Hij is zo langzamerhand uitgelezen. Niks dan ellende in de krant. Nazi's uit alle streken van Europa, die aan de Grieks-Turkse grens vluchtelingen belagen. Alsof de kwaadaardigheid van de jaren dertig is teruggekeerd. Die is nooit weggeweest, heeft alleen maar gesluimerd onder het permafrost van maatschappelijk fatsoen dat aan het ontdooien is. Het ene hijgerige stuk na het andere over het coronavirus dat het voortbestaan van de mensheid bedreigt, alsof het om de builenpest gaat. De minister-president die zijn medeleven uitspreekt jegens de familie van de eerste in Nederland overleden coronapatiënt. Over de jaarlijkse griepdoden heeft niemand hem ooit gehoord.

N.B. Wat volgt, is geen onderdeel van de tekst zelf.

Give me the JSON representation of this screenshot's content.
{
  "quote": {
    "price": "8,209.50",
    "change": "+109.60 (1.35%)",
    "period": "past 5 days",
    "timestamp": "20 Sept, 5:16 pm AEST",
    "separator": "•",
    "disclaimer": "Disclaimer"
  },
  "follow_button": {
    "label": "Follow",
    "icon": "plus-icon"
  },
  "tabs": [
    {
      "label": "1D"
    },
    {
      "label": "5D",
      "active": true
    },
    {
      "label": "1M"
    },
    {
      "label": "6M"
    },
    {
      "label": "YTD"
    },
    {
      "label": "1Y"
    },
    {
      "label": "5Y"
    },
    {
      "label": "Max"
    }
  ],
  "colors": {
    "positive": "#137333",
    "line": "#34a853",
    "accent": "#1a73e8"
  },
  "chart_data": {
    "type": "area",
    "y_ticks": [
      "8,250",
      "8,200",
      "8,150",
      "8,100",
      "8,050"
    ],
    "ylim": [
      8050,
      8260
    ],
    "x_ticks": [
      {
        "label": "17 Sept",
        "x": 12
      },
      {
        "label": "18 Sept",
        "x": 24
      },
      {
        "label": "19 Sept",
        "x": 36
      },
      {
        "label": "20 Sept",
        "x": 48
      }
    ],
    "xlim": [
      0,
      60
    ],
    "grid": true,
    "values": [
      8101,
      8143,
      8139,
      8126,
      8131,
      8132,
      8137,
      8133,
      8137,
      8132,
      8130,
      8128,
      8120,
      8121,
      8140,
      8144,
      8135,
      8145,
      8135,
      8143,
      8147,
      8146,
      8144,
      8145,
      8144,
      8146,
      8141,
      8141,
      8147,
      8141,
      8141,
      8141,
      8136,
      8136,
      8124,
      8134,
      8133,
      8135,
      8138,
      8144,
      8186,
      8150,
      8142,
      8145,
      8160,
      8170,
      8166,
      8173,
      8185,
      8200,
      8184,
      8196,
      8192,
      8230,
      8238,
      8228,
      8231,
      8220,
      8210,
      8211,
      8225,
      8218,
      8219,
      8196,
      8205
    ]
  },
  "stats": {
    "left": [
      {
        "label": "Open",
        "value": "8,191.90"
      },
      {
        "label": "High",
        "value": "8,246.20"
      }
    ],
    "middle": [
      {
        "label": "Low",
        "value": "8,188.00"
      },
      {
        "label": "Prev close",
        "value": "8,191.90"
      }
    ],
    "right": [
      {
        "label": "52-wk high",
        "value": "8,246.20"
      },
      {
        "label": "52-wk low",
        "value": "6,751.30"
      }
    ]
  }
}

Hij rommelt wat in zijn filmbestanden en stuit op een impressie van de Dordtse kerstmarkt 2015. Hij speelt hem af, luistert naar zijn stem in de voice-over. Het gaat over de vraag wat Charles Dickens, kerstvierder bij uitstek, van die markt zou hebben gevonden. Hij denkt dat Dickens vooral de punch zou hebben gemist. Hij ziet vermoeide mensen rondsjokken. Hij ziet lachwekkende mutsen, gezeul met tassen. Het regent even niet, laat staan dat het sneeuwt. Een koor van aantrekkelijke meisjes zingt lieve liedjes. Bij een brug rammelt iemand op een banjo.
De impressie begint en eindigt voor de deur van zijn stamcafé, waar een man staat te roken. Dat mag straks ook al niet meer, meldt het dagblad.